Por aque­llos días Ma­ri­bel, la única mujer en mi vida desde mi viu­dez quin­ce años atrás, se había mar­cha­do de mi lado. Para mí, un hom­bre de se­sen­ta y cinco años enamo­ra­do de una mujer de trein­ta, aquel adiós fue una tra­ge­dia. Sólo así puedo ex­pli­car­me por qué fui a parar a El En­can­to, una co­va­cha os­cu­ra y fre­cuen­ta­da por ebrios ma­lo­lien­tes.

Desde que Ma­ri­bel se cansó de los apla­za­mien­tos para nues­tro ma­tri­mo­nio, me ha­bi­tué a vi­si­tar la can­ti­na ape­nas tenía una opor­tu­ni­dad. El lugar era una barra que se re­tor­cía obe­de­cien­do a los con­tor­nos de una pared a la es­pal­da de los be­be­do­res. Al fren­te es­ta­ba el can­ti­ne­ro con su ca­mi­sa gra­sien­ta; en un ex­tre­mo, la puer­ta hacia la calle; en el otro, el ori­nal di­mi­nu­to.

Una noche, en medio de mi ebrie­dad, me en­con­tré a mí mismo ex­pli­cán­do­le al ciego que Ma­ri­bel que­ría que nos ca­sá­ra­mos con la única in­ten­ción de apro­piar­se de mi casa y de los aho­rros de toda mi vida.

—La co­noz­co, ¿sabes? Estoy se­gu­ro de que ha arrui­na­do a otros hom­bres.

El ciego no me res­pon­dió y le gol­peé un hom­bro. Él le­van­tó su ca­be­za y sentí el agua azul de sus ojos res­ba­lan­do sobre mi ros­tro.
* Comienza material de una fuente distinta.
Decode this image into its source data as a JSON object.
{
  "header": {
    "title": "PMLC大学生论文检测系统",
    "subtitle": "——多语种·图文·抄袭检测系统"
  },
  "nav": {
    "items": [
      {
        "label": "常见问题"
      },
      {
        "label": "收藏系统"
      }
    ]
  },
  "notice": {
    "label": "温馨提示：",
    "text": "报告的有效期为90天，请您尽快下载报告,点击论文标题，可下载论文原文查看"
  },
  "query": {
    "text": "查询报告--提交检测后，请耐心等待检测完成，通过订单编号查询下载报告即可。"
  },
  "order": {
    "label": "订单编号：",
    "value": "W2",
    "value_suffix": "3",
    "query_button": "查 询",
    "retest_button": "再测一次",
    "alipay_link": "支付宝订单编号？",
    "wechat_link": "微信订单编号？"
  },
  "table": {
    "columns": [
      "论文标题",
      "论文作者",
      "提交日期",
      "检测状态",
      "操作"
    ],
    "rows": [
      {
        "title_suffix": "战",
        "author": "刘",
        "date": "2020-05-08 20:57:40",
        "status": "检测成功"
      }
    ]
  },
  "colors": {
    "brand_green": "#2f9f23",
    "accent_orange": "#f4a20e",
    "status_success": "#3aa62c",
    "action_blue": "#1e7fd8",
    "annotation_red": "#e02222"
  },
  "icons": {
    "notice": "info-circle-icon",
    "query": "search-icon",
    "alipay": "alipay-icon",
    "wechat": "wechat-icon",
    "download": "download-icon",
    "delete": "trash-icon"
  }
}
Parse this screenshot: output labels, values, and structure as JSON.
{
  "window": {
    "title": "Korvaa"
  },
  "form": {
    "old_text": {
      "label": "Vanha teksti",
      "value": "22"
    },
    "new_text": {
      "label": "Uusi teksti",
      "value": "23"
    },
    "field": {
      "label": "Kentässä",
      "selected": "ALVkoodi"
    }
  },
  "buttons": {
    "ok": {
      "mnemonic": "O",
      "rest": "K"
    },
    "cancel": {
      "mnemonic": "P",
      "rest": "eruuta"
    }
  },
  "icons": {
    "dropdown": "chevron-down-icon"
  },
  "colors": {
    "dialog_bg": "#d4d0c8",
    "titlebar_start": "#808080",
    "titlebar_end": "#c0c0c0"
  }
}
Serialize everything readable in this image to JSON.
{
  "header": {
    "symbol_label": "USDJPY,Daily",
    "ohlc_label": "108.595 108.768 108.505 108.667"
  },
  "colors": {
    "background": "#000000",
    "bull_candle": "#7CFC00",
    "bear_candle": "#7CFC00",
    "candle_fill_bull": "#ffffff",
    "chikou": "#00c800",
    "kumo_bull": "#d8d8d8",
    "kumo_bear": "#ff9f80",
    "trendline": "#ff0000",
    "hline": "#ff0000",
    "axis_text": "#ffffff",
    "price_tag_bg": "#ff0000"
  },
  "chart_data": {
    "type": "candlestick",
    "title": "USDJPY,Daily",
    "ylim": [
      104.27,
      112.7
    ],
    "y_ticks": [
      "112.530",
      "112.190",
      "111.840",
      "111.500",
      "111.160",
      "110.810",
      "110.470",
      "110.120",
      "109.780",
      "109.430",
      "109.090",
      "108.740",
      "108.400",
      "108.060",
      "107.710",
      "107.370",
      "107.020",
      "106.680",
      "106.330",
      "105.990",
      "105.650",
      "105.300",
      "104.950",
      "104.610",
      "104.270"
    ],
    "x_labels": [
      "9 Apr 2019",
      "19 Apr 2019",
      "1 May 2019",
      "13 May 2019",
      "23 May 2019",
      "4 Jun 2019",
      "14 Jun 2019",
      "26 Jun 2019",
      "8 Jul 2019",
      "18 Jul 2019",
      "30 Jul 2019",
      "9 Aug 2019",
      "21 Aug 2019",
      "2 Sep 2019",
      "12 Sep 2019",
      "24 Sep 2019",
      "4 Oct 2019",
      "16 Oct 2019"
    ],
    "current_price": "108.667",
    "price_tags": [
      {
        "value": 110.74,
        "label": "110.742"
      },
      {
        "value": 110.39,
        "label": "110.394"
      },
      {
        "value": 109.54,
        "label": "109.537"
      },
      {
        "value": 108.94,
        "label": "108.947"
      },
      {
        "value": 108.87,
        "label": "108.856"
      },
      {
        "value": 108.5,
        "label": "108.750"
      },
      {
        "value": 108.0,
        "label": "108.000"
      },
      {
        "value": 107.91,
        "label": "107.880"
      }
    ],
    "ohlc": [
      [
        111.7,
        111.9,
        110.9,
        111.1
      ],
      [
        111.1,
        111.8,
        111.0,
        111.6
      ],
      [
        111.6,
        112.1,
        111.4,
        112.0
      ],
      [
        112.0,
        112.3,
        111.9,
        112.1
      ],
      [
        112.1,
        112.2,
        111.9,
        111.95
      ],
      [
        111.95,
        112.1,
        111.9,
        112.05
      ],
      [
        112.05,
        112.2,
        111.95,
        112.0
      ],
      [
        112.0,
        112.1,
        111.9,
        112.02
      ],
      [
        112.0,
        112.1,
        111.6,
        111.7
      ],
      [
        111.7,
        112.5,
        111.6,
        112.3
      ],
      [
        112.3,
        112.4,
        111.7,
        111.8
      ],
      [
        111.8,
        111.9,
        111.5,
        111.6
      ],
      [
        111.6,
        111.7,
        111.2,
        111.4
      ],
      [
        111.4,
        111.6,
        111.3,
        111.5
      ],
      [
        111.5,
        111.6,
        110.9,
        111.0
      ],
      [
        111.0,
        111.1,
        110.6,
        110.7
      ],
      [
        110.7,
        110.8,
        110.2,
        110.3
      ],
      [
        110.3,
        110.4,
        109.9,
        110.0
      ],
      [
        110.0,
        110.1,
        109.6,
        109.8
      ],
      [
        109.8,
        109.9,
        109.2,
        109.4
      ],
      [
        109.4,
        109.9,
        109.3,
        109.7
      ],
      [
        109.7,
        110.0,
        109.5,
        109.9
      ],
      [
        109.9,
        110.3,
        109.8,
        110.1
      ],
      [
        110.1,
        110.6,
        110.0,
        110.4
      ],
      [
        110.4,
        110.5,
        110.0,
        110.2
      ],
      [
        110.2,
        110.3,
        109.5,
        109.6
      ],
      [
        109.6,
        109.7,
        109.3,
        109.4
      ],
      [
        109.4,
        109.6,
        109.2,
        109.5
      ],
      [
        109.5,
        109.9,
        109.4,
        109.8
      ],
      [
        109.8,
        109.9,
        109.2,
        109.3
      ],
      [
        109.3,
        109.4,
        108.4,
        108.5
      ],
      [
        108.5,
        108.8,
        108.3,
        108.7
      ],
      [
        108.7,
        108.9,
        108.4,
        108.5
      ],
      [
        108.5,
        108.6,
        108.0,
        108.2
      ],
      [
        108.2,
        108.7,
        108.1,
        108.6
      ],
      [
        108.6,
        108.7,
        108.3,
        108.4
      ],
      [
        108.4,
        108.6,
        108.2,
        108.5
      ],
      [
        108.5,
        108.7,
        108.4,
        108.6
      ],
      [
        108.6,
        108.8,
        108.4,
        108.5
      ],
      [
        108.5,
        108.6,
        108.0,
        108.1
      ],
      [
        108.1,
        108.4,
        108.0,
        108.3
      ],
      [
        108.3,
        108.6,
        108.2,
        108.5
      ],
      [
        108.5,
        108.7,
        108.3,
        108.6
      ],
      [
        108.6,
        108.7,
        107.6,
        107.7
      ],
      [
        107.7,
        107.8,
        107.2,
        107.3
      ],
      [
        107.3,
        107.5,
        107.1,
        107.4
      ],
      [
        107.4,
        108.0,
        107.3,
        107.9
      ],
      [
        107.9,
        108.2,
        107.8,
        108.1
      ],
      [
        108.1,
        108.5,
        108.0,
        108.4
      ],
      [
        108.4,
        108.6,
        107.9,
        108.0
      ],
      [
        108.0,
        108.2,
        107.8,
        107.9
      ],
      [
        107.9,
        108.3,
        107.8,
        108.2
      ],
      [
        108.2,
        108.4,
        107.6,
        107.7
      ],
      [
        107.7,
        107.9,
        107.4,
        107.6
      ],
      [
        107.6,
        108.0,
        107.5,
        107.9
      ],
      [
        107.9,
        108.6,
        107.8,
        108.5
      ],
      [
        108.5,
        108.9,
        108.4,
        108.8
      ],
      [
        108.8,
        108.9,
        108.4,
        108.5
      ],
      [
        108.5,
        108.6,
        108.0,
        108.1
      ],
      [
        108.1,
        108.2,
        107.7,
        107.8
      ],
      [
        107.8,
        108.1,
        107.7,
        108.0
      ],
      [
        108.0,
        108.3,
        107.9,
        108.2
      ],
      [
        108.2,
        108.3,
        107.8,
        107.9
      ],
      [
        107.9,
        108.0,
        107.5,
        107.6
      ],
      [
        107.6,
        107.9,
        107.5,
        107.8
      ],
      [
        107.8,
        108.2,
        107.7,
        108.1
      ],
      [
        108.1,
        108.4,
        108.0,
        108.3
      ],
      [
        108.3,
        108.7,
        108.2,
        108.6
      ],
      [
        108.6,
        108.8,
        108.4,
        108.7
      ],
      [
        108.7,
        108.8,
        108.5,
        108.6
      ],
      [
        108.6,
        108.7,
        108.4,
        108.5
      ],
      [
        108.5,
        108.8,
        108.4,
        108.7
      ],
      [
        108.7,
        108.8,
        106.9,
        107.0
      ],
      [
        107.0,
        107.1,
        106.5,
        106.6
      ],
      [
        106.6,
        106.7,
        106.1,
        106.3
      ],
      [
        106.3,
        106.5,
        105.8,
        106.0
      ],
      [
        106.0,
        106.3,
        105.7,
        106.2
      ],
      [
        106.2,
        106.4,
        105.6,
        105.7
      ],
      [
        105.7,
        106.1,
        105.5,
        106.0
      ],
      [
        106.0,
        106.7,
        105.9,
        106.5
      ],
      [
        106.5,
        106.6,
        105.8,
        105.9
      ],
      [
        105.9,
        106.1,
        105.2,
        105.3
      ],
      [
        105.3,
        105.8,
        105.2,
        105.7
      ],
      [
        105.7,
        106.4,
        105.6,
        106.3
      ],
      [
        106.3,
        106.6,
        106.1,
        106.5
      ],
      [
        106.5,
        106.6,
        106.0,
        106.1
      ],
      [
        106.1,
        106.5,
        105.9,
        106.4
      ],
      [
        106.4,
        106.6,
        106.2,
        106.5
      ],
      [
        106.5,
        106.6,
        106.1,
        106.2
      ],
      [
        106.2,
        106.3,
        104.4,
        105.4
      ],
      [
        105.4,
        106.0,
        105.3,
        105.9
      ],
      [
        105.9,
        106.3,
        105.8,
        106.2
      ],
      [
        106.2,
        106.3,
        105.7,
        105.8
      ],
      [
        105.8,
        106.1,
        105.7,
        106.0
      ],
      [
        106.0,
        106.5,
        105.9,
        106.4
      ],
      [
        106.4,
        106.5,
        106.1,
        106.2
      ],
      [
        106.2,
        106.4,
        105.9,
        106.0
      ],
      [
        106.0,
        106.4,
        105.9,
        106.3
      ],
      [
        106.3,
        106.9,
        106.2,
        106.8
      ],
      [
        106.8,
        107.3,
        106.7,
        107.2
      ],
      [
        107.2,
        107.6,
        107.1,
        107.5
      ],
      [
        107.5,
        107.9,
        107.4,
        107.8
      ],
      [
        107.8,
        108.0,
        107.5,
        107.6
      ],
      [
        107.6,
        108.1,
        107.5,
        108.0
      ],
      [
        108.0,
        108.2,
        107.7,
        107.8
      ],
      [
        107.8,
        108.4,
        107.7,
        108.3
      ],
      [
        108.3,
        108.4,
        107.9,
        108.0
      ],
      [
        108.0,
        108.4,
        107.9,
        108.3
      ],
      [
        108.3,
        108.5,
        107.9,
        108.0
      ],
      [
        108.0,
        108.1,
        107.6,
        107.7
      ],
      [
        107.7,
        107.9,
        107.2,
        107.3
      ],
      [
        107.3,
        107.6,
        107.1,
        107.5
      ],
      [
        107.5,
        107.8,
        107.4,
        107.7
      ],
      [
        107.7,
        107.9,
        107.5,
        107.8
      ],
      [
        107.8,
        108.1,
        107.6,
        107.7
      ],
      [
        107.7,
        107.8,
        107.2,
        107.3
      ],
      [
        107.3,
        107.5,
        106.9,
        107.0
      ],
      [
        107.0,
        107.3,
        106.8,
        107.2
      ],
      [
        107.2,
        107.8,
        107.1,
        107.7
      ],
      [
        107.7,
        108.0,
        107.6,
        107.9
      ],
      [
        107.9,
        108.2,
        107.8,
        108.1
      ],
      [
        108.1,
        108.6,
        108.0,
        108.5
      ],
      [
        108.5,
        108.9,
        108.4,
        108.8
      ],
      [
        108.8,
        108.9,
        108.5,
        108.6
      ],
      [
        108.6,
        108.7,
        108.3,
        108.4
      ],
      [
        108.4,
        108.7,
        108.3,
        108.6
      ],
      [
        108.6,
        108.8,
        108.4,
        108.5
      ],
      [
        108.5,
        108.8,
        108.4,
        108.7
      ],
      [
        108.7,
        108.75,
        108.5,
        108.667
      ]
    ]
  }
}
—¿Por qué no dices nada? ¿Tam­po­co tie­nes len­gua?

Cuan­do habló, me pa­re­ció que el azul de sus ojos se le des­bor­da­ba sobre la pa­li­dez del ros­tro:

—Crecí en un mo­nas­te­rio y me agra­da el si­len­cio.

Su voz no pa­re­cía bro­tar­le de la boca; ni si­quie­ra per­ci­bí el mo­vi­mien­to de sus la­bios.

Seguí em­bo­rra­chán­do­me mien­tras el ciego me contó sobre sus ayu­nos y ora­cio­nes in­ter­mi­na­bles en el mo­nas­te­rio. Supe que la lec­tu­ra de los li­bros sa­gra­dos en la pe­num­bra de su celda fue la res­pon­sa­ble de apa­gar­le los ojos.

—Sólo cuan­do los úl­ti­mos con­tor­nos de este mundo se des­va­ne­cie­ron, fui capaz de mirar a Dios.

Esa noche, el al­cohol que me ador­me­cía los sen­ti­dos me libró de re­fle­xio­nar sobre las pa­la­bras del ciego.

La ma­ña­na si­guien­te en mi ofi­ci­na, in­ca­paz de so­por­tar más, te­le­fo­neé a Ma­ri­bel. Me llamó mi­se­ra­ble y reite­ró que úni­ca­men­te vol­ve­ría junto a mí si la con­ver­tía en mi es­po­sa.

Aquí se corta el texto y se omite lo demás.